Clinical Trial on Agitation in Alzheimer's Dementia

CALMA is a multi-center, double-blind, randomized, placebo-controlled clinical trial. The study targets participants aged 60 and older with mild to severe Alzheimer's dementia who have exhibited clinically significant agitation for at least two weeks prior to enrollment. Agitation caused by other conditions or transient symptoms must be ruled out. Eligibility is determined by a baseline Neuropsychiatric Inventory (NPI-12), Agitation subscale score of ≥4 and the International Psychogeriatric Association (IPA) criteria for agitation. The investigational medication is an oral solution containing two active ingredients: delta-9 tetrahydrocannabinol (THC) and melatonin. The treatment is administered for 42 days, followed by a two-day taper period at the end of the study. Safety oversight includes daily calls on days 2, 3, and 4, transitioning to calls every third day thereafter. These calls will review study partners logbook entries, changes in concomitant medications, and adverse events.

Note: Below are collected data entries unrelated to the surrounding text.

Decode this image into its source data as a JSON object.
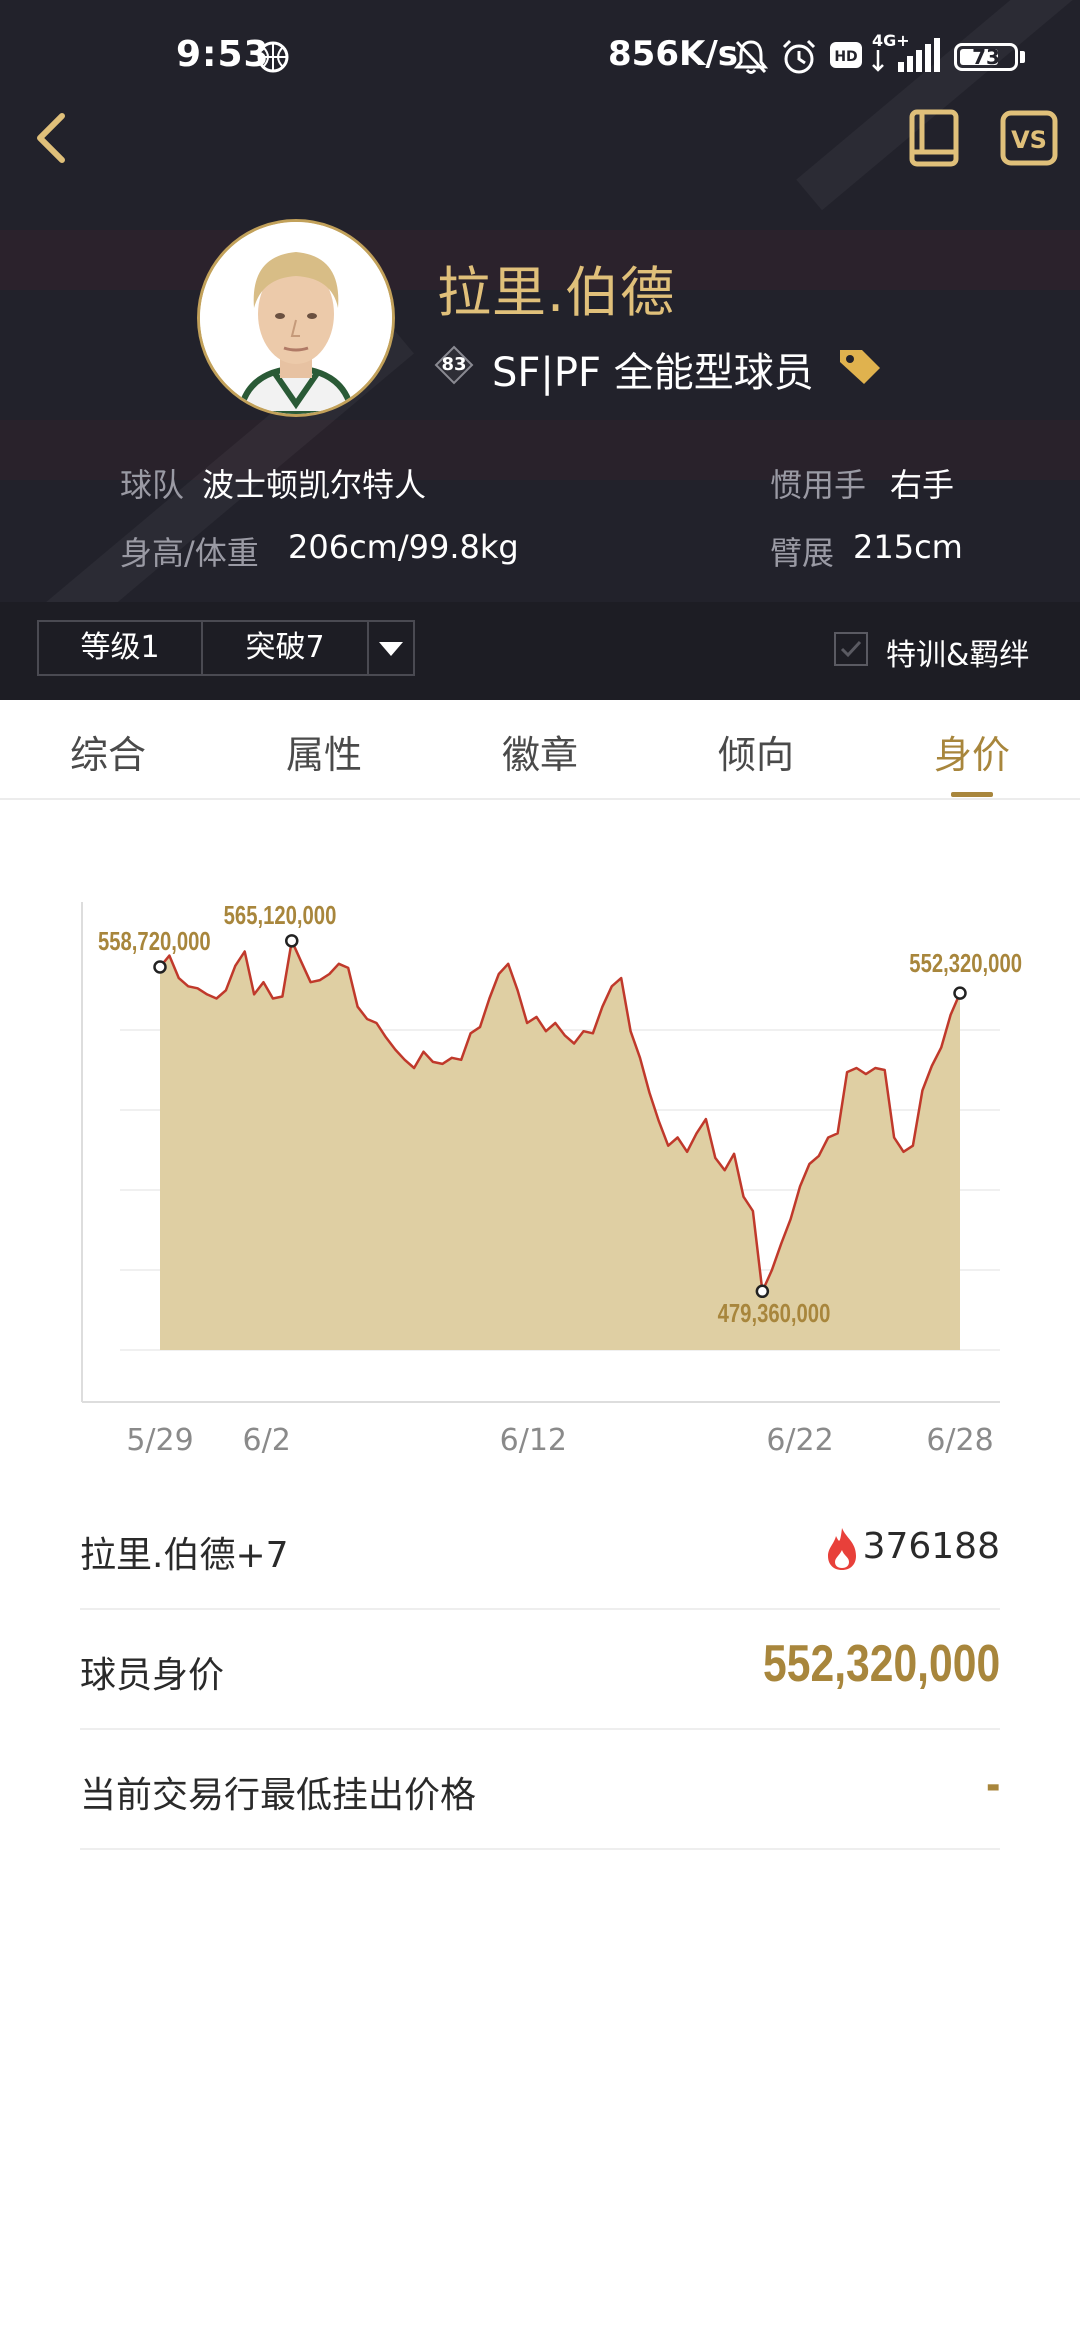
{
  "status_bar": {
    "time": "9:53",
    "net_speed": "856K/s",
    "network": "4G+",
    "battery": "73",
    "battery_level": 0.73
  },
  "header": {
    "player_name": "拉里.伯德",
    "overall": "83",
    "position": "SF|PF 全能型球员",
    "team_label": "球队",
    "team": "波士顿凯尔特人",
    "hand_label": "惯用手",
    "hand": "右手",
    "size_label": "身高/体重",
    "size": "206cm/99.8kg",
    "wingspan_label": "臂展",
    "wingspan": "215cm",
    "level": "等级1",
    "breakthrough": "突破7",
    "training_label": "特训&羁绊",
    "accent_color": "#e0c07a"
  },
  "tabs": {
    "overview": "综合",
    "attributes": "属性",
    "badges": "徽章",
    "tendencies": "倾向",
    "value": "身价",
    "active": "value"
  },
  "chart_data": {
    "type": "area",
    "x_start": "5/29",
    "x_end": "6/28",
    "xtick_labels": [
      "5/29",
      "6/2",
      "6/12",
      "6/22",
      "6/28"
    ],
    "annotations": {
      "start": "558,720,000",
      "max": "565,120,000",
      "min": "479,360,000",
      "end": "552,320,000"
    },
    "ylim": [
      465000000,
      580000000
    ],
    "line_color": "#c0392b",
    "fill_color": "#dfcfa3",
    "values": [
      [
        "5/29",
        558720000
      ],
      [
        "5/29",
        561500000
      ],
      [
        "5/30",
        556000000
      ],
      [
        "5/30",
        554000000
      ],
      [
        "5/31",
        553500000
      ],
      [
        "5/31",
        552000000
      ],
      [
        "6/1",
        551000000
      ],
      [
        "6/1",
        553000000
      ],
      [
        "6/2",
        559000000
      ],
      [
        "6/2",
        562500000
      ],
      [
        "6/2",
        552000000
      ],
      [
        "6/3",
        555000000
      ],
      [
        "6/3",
        551000000
      ],
      [
        "6/4",
        551500000
      ],
      [
        "6/4",
        565120000
      ],
      [
        "6/5",
        560000000
      ],
      [
        "6/5",
        555000000
      ],
      [
        "6/6",
        555500000
      ],
      [
        "6/6",
        557000000
      ],
      [
        "6/6",
        559500000
      ],
      [
        "6/7",
        558500000
      ],
      [
        "6/7",
        549000000
      ],
      [
        "6/8",
        546000000
      ],
      [
        "6/8",
        545000000
      ],
      [
        "6/9",
        541500000
      ],
      [
        "6/9",
        538500000
      ],
      [
        "6/10",
        536000000
      ],
      [
        "6/10",
        534000000
      ],
      [
        "6/11",
        538000000
      ],
      [
        "6/11",
        535500000
      ],
      [
        "6/12",
        535000000
      ],
      [
        "6/12",
        536500000
      ],
      [
        "6/13",
        536000000
      ],
      [
        "6/13",
        542500000
      ],
      [
        "6/14",
        544000000
      ],
      [
        "6/14",
        551000000
      ],
      [
        "6/15",
        557000000
      ],
      [
        "6/15",
        559500000
      ],
      [
        "6/15",
        553000000
      ],
      [
        "6/16",
        545000000
      ],
      [
        "6/16",
        546500000
      ],
      [
        "6/17",
        543000000
      ],
      [
        "6/17",
        545000000
      ],
      [
        "6/18",
        542000000
      ],
      [
        "6/18",
        540000000
      ],
      [
        "6/18",
        543000000
      ],
      [
        "6/19",
        542500000
      ],
      [
        "6/19",
        549000000
      ],
      [
        "6/20",
        554000000
      ],
      [
        "6/20",
        556000000
      ],
      [
        "6/21",
        543000000
      ],
      [
        "6/21",
        536500000
      ],
      [
        "6/22",
        528000000
      ],
      [
        "6/22",
        521000000
      ],
      [
        "6/23",
        515000000
      ],
      [
        "6/23",
        517000000
      ],
      [
        "6/24",
        513500000
      ],
      [
        "6/24",
        518000000
      ],
      [
        "6/24",
        521500000
      ],
      [
        "6/25",
        512000000
      ],
      [
        "6/25",
        509000000
      ],
      [
        "6/26",
        513000000
      ],
      [
        "6/26",
        502500000
      ],
      [
        "6/27",
        499000000
      ],
      [
        "6/27",
        479360000
      ],
      [
        "6/27",
        484500000
      ],
      [
        "6/27",
        491000000
      ],
      [
        "6/28",
        497000000
      ],
      [
        "6/28",
        505000000
      ],
      [
        "6/28",
        510500000
      ],
      [
        "6/28",
        512500000
      ],
      [
        "6/28",
        517000000
      ],
      [
        "6/28",
        518000000
      ],
      [
        "6/28",
        533000000
      ],
      [
        "6/28",
        534000000
      ],
      [
        "6/28",
        532500000
      ],
      [
        "6/28",
        534000000
      ],
      [
        "6/28",
        533500000
      ],
      [
        "6/28",
        517000000
      ],
      [
        "6/28",
        513500000
      ],
      [
        "6/28",
        515000000
      ],
      [
        "6/28",
        528500000
      ],
      [
        "6/28",
        534500000
      ],
      [
        "6/28",
        539000000
      ],
      [
        "6/28",
        547000000
      ],
      [
        "6/28",
        552320000
      ]
    ]
  },
  "details": {
    "card_name": "拉里.伯德+7",
    "heat": "376188",
    "value_label": "球员身价",
    "value": "552,320,000",
    "market_label": "当前交易行最低挂出价格",
    "market_value": "-"
  }
}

The primary objective of the study is to evaluate the efficacy of IGC-AD1 on agitation, measured by changes in the Cohen-Mansfield Agitation Inventory (CMAI) scores from baseline to the End of treatment (EOT). The secondary objective is to assess efficacy by examining CMAI score changes from baseline to week two. Additionally, exploratory objectives are outlined in separate documentation. Blood samples will be collected during the trial for sparse pharmacokinetic (PK) analysis, blood-based CNS biomarker, and genotyping.